[文書名] ニエレレ・タンザニア連合共和国大統領歓迎午餐会における鈴木内閣総理大臣の挨拶
ジュリアス・カンバラゲ・ニエレレ大統領閣下、令夫人並びに御列席の皆様
本日、ここにタンザニア連合共和国のニエレレ大統領閣下御夫妻をお迎えして、歓迎の宴を催すことができますことは、私ども夫妻の心からの慶びとするところであります。
私はここに日本国政府及び日本国民を代表して、心よりの歓迎の意を表明する次第であります。
大統領閣下
閣下は、独立以来一貫して、その指導力をもって、着実かつ安定した貴国の国づくりを進めてこられました。閣下は、「アフリカ人のアフリカ」という基本的認識に基づき、アフリカ古来の伝統の中の相互扶助の精神に根ざす考え方を自ら政治理念の中心とされていると聞き及んでおります。また、閣下は、「最も重要な存在は、貧困、疾病と無知から解放された人間である。」とのお考えから、わけても教育に力を注いでおられると承知致しております。
貴国民の閣下に対する「ムワリム」−「先生」−との呼び掛けは、閣下に対する国民の親しみと尊敬と愛を示すもので、私も政治にあたるものとして、常々、かくありたいと思っている次第であります。
大統領閣下
閣下はまた、非同盟諸国会議、アフリカ統一機構等の場でも、アフリカ、ひいては世界の平和と安定のために指導的役割を果してこられました。
ナミビア、南アフリカ等の南部アフリカ問題の解決は、国際社会が抱える大きな懸案の一つでありますが、特にこの問題の解決のため閣下が中心となって「フロントランイ諸国会議」を創設し、その議長として活躍されておりますことは、我が国でも良く知られております。昨年のジンバブエの独立は、こうした閣下の長年にわたる熱意と努力の輝かしい結晶の一つであり、我々はかかる閣下の業績に対し深い敬意を払うものであります。
閣下に捧げられた「アフリカの良心」との賛辞こそ、正に、閣下にふさわしいものといえましょう。
大統領閣下
貴国と我が国との関係が幅広い分野で、近年益々緊密化しつつあることは、誠に喜ばしいことであります。

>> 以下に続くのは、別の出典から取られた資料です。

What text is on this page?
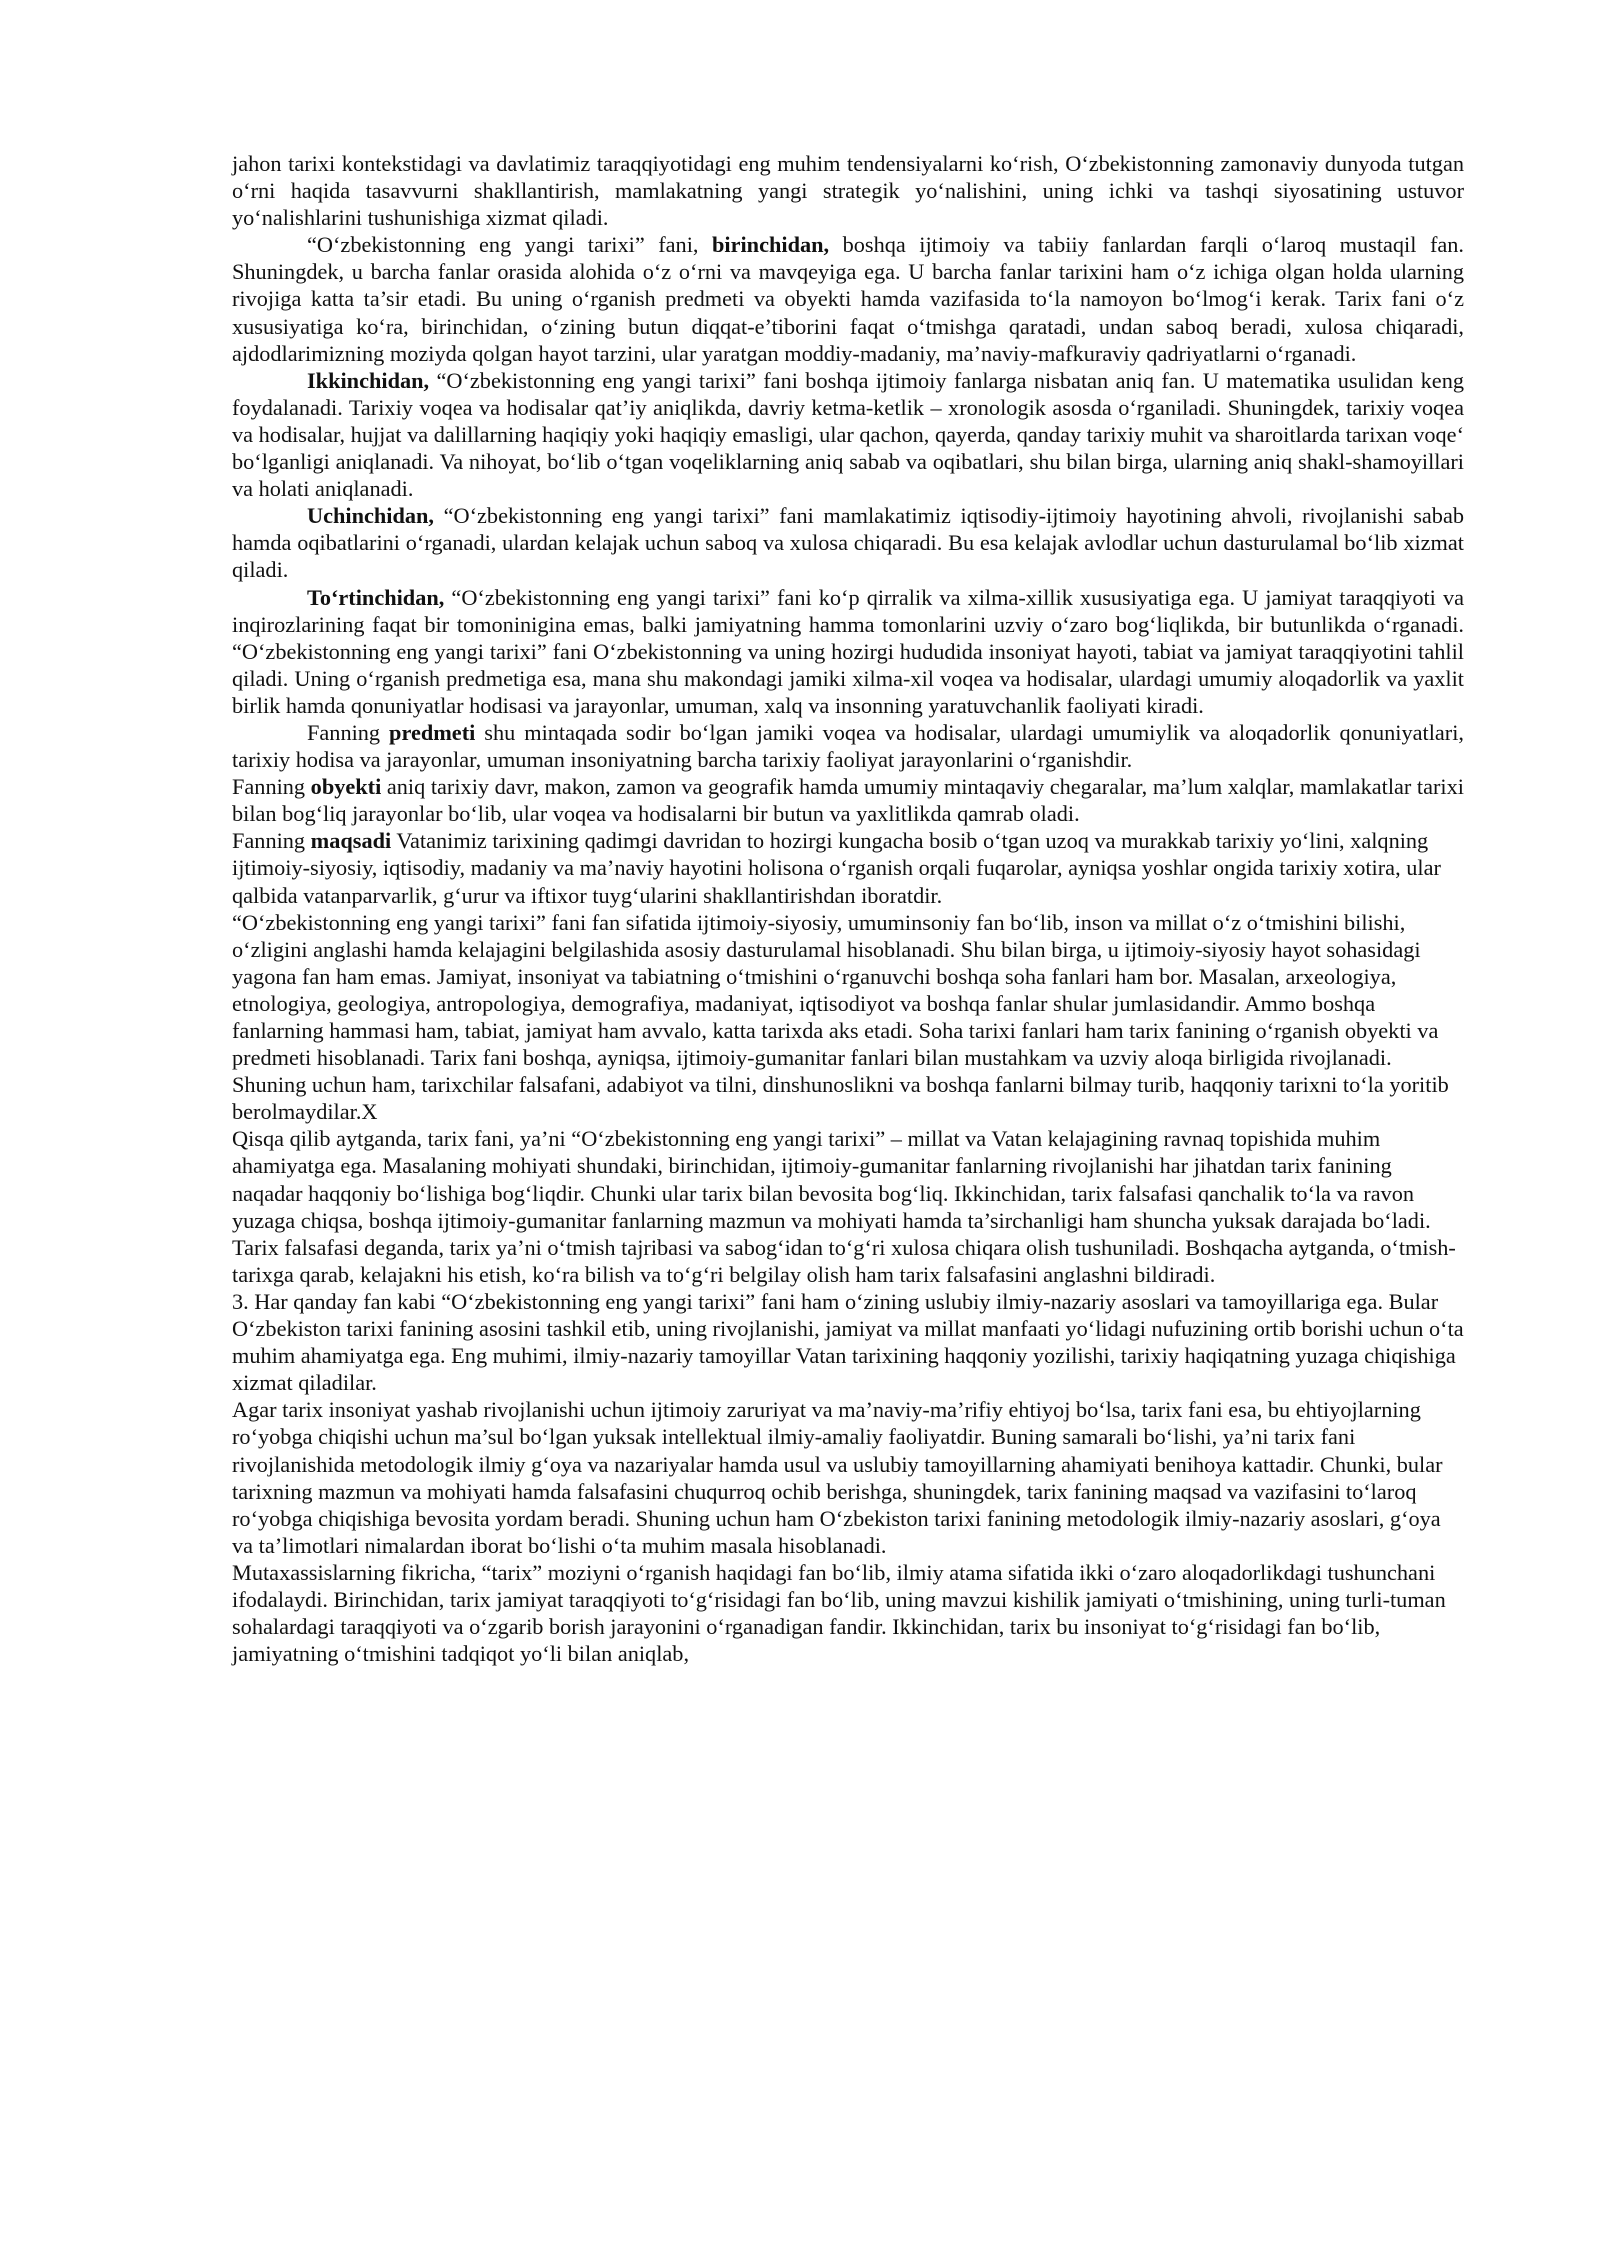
jahon tarixi kontekstidagi va davlatimiz taraqqiyotidagi eng muhim tendensiyalarni ko‘rish, O‘zbekistonning zamonaviy dunyoda tutgan o‘rni haqida tasavvurni shakllantirish, mamlakatning yangi strategik yo‘nalishini, uning ichki va tashqi siyosatining ustuvor yo‘nalishlarini tushunishiga xizmat qiladi.

“O‘zbekistonning eng yangi tarixi” fani, birinchidan, boshqa ijtimoiy va tabiiy fanlardan farqli o‘laroq mustaqil fan. Shuningdek, u barcha fanlar orasida alohida o‘z o‘rni va mavqeyiga ega. U barcha fanlar tarixini ham o‘z ichiga olgan holda ularning rivojiga katta ta’sir etadi. Bu uning o‘rganish predmeti va obyekti hamda vazifasida to‘la namoyon bo‘lmog‘i kerak. Tarix fani o‘z xususiyatiga ko‘ra, birinchidan, o‘zining butun diqqat-e’tiborini faqat o‘tmishga qaratadi, undan saboq beradi, xulosa chiqaradi, ajdodlarimizning moziyda qolgan hayot tarzini, ular yaratgan moddiy-madaniy, ma’naviy-mafkuraviy qadriyatlarni o‘rganadi.

Ikkinchidan, “O‘zbekistonning eng yangi tarixi” fani boshqa ijtimoiy fanlarga nisbatan aniq fan. U matematika usulidan keng foydalanadi. Tarixiy voqea va hodisalar qat’iy aniqlikda, davriy ketma-ketlik – xronologik asosda o‘rganiladi. Shuningdek, tarixiy voqea va hodisalar, hujjat va dalillarning haqiqiy yoki haqiqiy emasligi, ular qachon, qayerda, qanday tarixiy muhit va sharoitlarda tarixan voqe‘ bo‘lganligi aniqlanadi. Va nihoyat, bo‘lib o‘tgan voqeliklarning aniq sabab va oqibatlari, shu bilan birga, ularning aniq shakl-shamoyillari va holati aniqlanadi.

Uchinchidan, “O‘zbekistonning eng yangi tarixi” fani mamlakatimiz iqtisodiy-ijtimoiy hayotining ahvoli, rivojlanishi sabab hamda oqibatlarini o‘rganadi, ulardan kelajak uchun saboq va xulosa chiqaradi. Bu esa kelajak avlodlar uchun dasturulamal bo‘lib xizmat qiladi.

To‘rtinchidan, “O‘zbekistonning eng yangi tarixi” fani ko‘p qirralik va xilma-xillik xususiyatiga ega. U jamiyat taraqqiyoti va inqirozlarining faqat bir tomoninigina emas, balki jamiyatning hamma tomonlarini uzviy o‘zaro bog‘liqlikda, bir butunlikda o‘rganadi. “O‘zbekistonning eng yangi tarixi” fani O‘zbekistonning va uning hozirgi hududida insoniyat hayoti, tabiat va jamiyat taraqqiyotini tahlil qiladi. Uning o‘rganish predmetiga esa, mana shu makondagi jamiki xilma-xil voqea va hodisalar, ulardagi umumiy aloqadorlik va yaxlit birlik hamda qonuniyatlar hodisasi va jarayonlar, umuman, xalq va insonning yaratuvchanlik faoliyati kiradi.

Fanning predmeti shu mintaqada sodir bo‘lgan jamiki voqea va hodisalar, ulardagi umumiylik va aloqadorlik qonuniyatlari, tarixiy hodisa va jarayonlar, umuman insoniyatning barcha tarixiy faoliyat jarayonlarini o‘rganishdir.

Fanning obyekti aniq tarixiy davr, makon, zamon va geografik hamda umumiy mintaqaviy chegaralar, ma’lum xalqlar, mamlakatlar tarixi bilan bog‘liq jarayonlar bo‘lib, ular voqea va hodisalarni bir butun va yaxlitlikda qamrab oladi.

Fanning maqsadi Vatanimiz tarixining qadimgi davridan to hozirgi kungacha bosib o‘tgan uzoq va murakkab tarixiy yo‘lini, xalqning ijtimoiy-siyosiy, iqtisodiy, madaniy va ma’naviy hayotini holisona o‘rganish orqali fuqarolar, ayniqsa yoshlar ongida tarixiy xotira, ular qalbida vatanparvarlik, g‘urur va iftixor tuyg‘ularini shakllantirishdan iboratdir.

“O‘zbekistonning eng yangi tarixi” fani fan sifatida ijtimoiy-siyosiy, umuminsoniy fan bo‘lib, inson va millat o‘z o‘tmishini bilishi, o‘zligini anglashi hamda kelajagini belgilashida asosiy dasturulamal hisoblanadi. Shu bilan birga, u ijtimoiy-siyosiy hayot sohasidagi yagona fan ham emas. Jamiyat, insoniyat va tabiatning o‘tmishini o‘rganuvchi boshqa soha fanlari ham bor. Masalan, arxeologiya, etnologiya, geologiya, antropologiya, demografiya, madaniyat, iqtisodiyot va boshqa fanlar shular jumlasidandir. Ammo boshqa fanlarning hammasi ham, tabiat, jamiyat ham avvalo, katta tarixda aks etadi. Soha tarixi fanlari ham tarix fanining o‘rganish obyekti va predmeti hisoblanadi. Tarix fani boshqa, ayniqsa, ijtimoiy-gumanitar fanlari bilan mustahkam va uzviy aloqa birligida rivojlanadi. Shuning uchun ham, tarixchilar falsafani, adabiyot va tilni, dinshunoslikni va boshqa fanlarni bilmay turib, haqqoniy tarixni to‘la yoritib berolmaydilar.X

Qisqa qilib aytganda, tarix fani, ya’ni “O‘zbekistonning eng yangi tarixi” – millat va Vatan kelajagining ravnaq topishida muhim ahamiyatga ega. Masalaning mohiyati shundaki, birinchidan, ijtimoiy-gumanitar fanlarning rivojlanishi har jihatdan tarix fanining naqadar haqqoniy bo‘lishiga bog‘liqdir. Chunki ular tarix bilan bevosita bog‘liq. Ikkinchidan, tarix falsafasi qanchalik to‘la va ravon yuzaga chiqsa, boshqa ijtimoiy-gumanitar fanlarning mazmun va mohiyati hamda ta’sirchanligi ham shuncha yuksak darajada bo‘ladi. Tarix falsafasi deganda, tarix ya’ni o‘tmish tajribasi va sabog‘idan to‘g‘ri xulosa chiqara olish tushuniladi. Boshqacha aytganda, o‘tmish-tarixga qarab, kelajakni his etish, ko‘ra bilish va to‘g‘ri belgilay olish ham tarix falsafasini anglashni bildiradi.

3. Har qanday fan kabi “O‘zbekistonning eng yangi tarixi” fani ham o‘zining uslubiy ilmiy-nazariy asoslari va tamoyillariga ega. Bular O‘zbekiston tarixi fanining asosini tashkil etib, uning rivojlanishi, jamiyat va millat manfaati yo‘lidagi nufuzining ortib borishi uchun o‘ta muhim ahamiyatga ega. Eng muhimi, ilmiy-nazariy tamoyillar Vatan tarixining haqqoniy yozilishi, tarixiy haqiqatning yuzaga chiqishiga xizmat qiladilar.

Agar tarix insoniyat yashab rivojlanishi uchun ijtimoiy zaruriyat va ma’naviy-ma’rifiy ehtiyoj bo‘lsa, tarix fani esa, bu ehtiyojlarning ro‘yobga chiqishi uchun ma’sul bo‘lgan yuksak intellektual ilmiy-amaliy faoliyatdir. Buning samarali bo‘lishi, ya’ni tarix fani rivojlanishida metodologik ilmiy g‘oya va nazariyalar hamda usul va uslubiy tamoyillarning ahamiyati benihoya kattadir. Chunki, bular tarixning mazmun va mohiyati hamda falsafasini chuqurroq ochib berishga, shuningdek, tarix fanining maqsad va vazifasini to‘laroq ro‘yobga chiqishiga bevosita yordam beradi. Shuning uchun ham O‘zbekiston tarixi fanining metodologik ilmiy-nazariy asoslari, g‘oya va ta’limotlari nimalardan iborat bo‘lishi o‘ta muhim masala hisoblanadi.

Mutaxassislarning fikricha, “tarix” moziyni o‘rganish haqidagi fan bo‘lib, ilmiy atama sifatida ikki o‘zaro aloqadorlikdagi tushunchani ifodalaydi. Birinchidan, tarix jamiyat taraqqiyoti to‘g‘risidagi fan bo‘lib, uning mavzui kishilik jamiyati o‘tmishining, uning turli-tuman sohalardagi taraqqiyoti va o‘zgarib borish jarayonini o‘rganadigan fandir. Ikkinchidan, tarix bu insoniyat to‘g‘risidagi fan bo‘lib, jamiyatning o‘tmishini tadqiqot yo‘li bilan aniqlab,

十一年前、大阪で開催された万国博に、タンザニアの参加を得ましたことは、我が国民が貴国に初めて身近に親しむ貴重な機会を得たという意味で、誠に意義深いことでありました。
貴国より遥々運ばれたタンザニアの素晴らしい木材で作られたこのタンザニア館は、日本において、いまも我々の憩いの場となっていることをお伝えしたいと思います。
大統領閣下
我々は、このたびの大統領閣下御夫妻の訪日が両国関係の新たな跳躍台となることを確信するとともに、日本とタンザニアの関係、ひいては日本とアフリカの関係が益々発展していくことを念願致しております。
また、我々は、閣下の指導の下、貴国民が一丸となって取り組んでおられる貴国の国づくりに対し、出来る限りの協力を惜しむものではありません。
大統領閣下
閣下御夫妻は、明日より関西へ向かわれる御予定となっておりますが、中でも、千数百年の歴史を持つ京都、奈良は、我々の文化を育んでまいった地であり、これらの古い都を御覧頂いて、我が国の歴史、文化をより深く理解して頂くよう願っております。
御挨拶を終えるに当たり、大統領閣下御夫妻御一行の滞在が快適なものであることを願いつつ、併せて大統領閣下御夫妻の御健康と日本・タンザニア関係の一層の発展を祈念して、ここに杯をあげたいと存じます。